Tears welled, and I wrapped my arms around him. He turned, accepting the embrace.
“I’m sorry. I shouldn’t have said anything,” he said, his cheek resting on my head.
I moved so I could see him—so he could see my face and understand me. “No, I wasn’t thinking that at all. I’m heartbroken you had to live through that in the first place, let alone dream of it. I’m so sorry, Dorian.”
He let me hug him a while longer before he pulled back and moved to the stove, neatly turning the chicken, then gathering me right back into him.
“Sometimes, I feel kind of… foolish for the way I’ve struggled with that memory.
Even now, when I’ve processed a lot that I simply couldn’t for years, I wonder why I’ve been taken to my knees by that one.
Of course it’s awful, but it’s this gut-level knowledge that death comes for us all that shook me so deeply then. ”
I stayed quiet, eager to understand what I could.
“So much of what you do in the EMU is based on years of training and rehearsal and preparation. There comes a sense of invincibility, almost an arrogance you have to have to do the job. It’s part of compartmentalizing.
And when that breaks down…” He squeezed me tight, then released me and stepped back, keeping his hand at my waist. “When it broke down for me, it broke down there. In that moment.”
“I can’t even begin to imagine what that was like.”
He stepped forward, crowding me and brushing hair back from my face.
“I don’t want you to. This is what a therapist is for.
They’re trained to take the burdens. And I promise you, I’ll talk with my doc about this, okay?

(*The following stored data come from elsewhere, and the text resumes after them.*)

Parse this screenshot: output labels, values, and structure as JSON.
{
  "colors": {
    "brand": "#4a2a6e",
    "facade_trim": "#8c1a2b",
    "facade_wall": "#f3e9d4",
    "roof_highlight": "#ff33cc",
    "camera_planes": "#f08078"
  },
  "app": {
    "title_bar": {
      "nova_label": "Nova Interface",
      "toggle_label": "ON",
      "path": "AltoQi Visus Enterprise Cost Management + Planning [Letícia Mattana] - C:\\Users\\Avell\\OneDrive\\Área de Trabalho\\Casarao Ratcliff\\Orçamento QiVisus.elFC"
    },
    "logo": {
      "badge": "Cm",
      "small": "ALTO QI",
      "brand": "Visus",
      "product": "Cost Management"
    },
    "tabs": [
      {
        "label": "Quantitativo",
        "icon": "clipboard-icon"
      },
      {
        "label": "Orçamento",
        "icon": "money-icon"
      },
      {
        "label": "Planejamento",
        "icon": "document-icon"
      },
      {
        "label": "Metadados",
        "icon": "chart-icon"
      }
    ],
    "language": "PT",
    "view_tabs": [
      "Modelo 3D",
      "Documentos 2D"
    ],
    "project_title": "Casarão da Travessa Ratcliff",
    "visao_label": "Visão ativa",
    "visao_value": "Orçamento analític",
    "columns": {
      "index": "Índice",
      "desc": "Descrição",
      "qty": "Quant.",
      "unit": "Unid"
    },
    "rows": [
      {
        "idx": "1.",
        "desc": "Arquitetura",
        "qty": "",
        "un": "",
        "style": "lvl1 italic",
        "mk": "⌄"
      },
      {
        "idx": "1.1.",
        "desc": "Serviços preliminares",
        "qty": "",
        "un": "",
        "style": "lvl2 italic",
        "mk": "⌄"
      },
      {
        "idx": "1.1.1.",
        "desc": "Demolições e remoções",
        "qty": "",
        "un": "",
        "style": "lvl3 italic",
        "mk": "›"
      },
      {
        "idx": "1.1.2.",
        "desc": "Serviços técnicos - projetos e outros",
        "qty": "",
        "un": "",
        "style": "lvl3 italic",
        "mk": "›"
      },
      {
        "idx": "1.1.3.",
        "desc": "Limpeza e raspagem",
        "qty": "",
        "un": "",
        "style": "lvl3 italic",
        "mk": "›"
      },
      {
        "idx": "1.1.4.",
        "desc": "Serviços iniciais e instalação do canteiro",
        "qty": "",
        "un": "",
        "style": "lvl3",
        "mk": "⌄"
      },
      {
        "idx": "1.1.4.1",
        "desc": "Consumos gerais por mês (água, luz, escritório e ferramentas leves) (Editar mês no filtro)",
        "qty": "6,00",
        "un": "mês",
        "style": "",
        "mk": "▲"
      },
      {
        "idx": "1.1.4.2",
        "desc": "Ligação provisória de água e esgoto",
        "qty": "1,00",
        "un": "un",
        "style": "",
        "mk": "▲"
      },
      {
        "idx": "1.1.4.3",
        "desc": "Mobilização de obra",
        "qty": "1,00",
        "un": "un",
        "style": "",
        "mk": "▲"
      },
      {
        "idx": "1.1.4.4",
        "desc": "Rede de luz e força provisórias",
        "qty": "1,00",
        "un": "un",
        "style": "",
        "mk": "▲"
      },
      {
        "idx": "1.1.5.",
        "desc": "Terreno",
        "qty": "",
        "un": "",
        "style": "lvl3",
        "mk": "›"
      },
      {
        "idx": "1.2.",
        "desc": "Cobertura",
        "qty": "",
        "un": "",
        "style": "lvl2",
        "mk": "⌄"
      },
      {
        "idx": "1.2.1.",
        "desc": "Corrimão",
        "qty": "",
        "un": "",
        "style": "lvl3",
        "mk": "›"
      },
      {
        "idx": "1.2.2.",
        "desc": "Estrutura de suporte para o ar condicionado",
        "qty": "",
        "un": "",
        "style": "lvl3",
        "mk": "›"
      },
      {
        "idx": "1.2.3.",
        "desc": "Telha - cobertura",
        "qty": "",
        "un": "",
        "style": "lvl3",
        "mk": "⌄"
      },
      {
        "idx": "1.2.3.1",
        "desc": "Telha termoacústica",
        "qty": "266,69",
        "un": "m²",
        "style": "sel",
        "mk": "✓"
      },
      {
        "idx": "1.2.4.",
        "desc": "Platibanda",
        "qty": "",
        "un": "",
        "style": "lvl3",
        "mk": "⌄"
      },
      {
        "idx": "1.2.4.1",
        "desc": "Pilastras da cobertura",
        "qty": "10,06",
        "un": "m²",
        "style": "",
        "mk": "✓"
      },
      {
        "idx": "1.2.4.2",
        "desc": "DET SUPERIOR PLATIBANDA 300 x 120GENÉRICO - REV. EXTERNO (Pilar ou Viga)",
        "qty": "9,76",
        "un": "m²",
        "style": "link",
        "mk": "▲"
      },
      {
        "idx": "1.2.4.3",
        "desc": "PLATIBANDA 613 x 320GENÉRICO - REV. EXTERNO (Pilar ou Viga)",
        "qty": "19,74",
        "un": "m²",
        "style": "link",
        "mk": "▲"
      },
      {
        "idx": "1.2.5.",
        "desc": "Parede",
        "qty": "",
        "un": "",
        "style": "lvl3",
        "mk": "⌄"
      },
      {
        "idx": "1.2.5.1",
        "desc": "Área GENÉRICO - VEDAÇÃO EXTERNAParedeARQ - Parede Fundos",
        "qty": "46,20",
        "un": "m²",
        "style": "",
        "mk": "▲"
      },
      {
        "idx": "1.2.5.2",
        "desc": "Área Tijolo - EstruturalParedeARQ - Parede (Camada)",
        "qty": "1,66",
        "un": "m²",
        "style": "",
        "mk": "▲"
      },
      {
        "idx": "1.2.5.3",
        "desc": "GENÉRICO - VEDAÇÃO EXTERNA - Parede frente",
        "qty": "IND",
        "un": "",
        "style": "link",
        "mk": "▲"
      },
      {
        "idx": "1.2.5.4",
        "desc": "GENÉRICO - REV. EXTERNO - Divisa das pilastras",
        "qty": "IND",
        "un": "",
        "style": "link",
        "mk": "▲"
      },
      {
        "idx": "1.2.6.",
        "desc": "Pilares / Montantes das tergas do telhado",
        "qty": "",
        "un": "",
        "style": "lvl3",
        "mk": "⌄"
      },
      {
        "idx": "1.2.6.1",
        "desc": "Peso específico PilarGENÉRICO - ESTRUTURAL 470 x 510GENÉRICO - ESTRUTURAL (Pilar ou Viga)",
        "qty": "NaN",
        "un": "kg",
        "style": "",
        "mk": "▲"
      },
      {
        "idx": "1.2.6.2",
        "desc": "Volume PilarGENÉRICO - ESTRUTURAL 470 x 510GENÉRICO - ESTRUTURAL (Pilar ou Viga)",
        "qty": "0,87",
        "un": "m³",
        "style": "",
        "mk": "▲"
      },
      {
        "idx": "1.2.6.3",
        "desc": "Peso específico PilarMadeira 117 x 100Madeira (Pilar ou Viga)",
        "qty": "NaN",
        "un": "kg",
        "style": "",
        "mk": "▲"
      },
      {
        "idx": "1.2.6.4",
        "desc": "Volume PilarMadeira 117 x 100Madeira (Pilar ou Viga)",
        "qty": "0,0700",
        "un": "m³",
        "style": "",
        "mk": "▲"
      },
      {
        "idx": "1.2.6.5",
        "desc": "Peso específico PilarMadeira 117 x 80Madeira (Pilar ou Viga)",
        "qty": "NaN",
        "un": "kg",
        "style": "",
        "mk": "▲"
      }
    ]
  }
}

I’ve learned the lesson that letting things fester or convincing myself I’ve handled them when all I’ve actually done is shove them down into a hole I think I can ignore has consequences. ”
“I’m glad. I’m sorry you had to learn that, but I’m proud of you.
That said, I don’t want you to feel like there are things you can’t tell me.
Only what you want to, of course. I’m sheltered in a lot of ways, I guess, but I don’t want to be kept separate from the hard things. I don’t think it’ll work that way.”
His eyes softened, and he dipped his head, straining to press a kiss to my lips before pulling back and turning to the stove again. “If the same goes for you, I’m in.”
And amazingly enough, I was, too.
I hadn’t talked about my past much at all.
He already knew as much as my friends did.
I didn’t tend to keep things to myself, but I had no desire to talk about my life growing up in a cult.
Maybe it was because I didn’t want to look too hard at how it’d shaped me.
Lately, it’d been because I’d been so busy with work and stressed about getting Nan settled, so the girl who got to be with her friends didn’t want to dwell on how her creepy cult upbringing might’ve hampered her ability to connect with men or even attempt dating.
Yet, here we were. Shining light on the dark places and clearing them out a little. And even though we’d covered some awfully hard ground, I felt nothing but hopeful for what lay ahead if we kept going.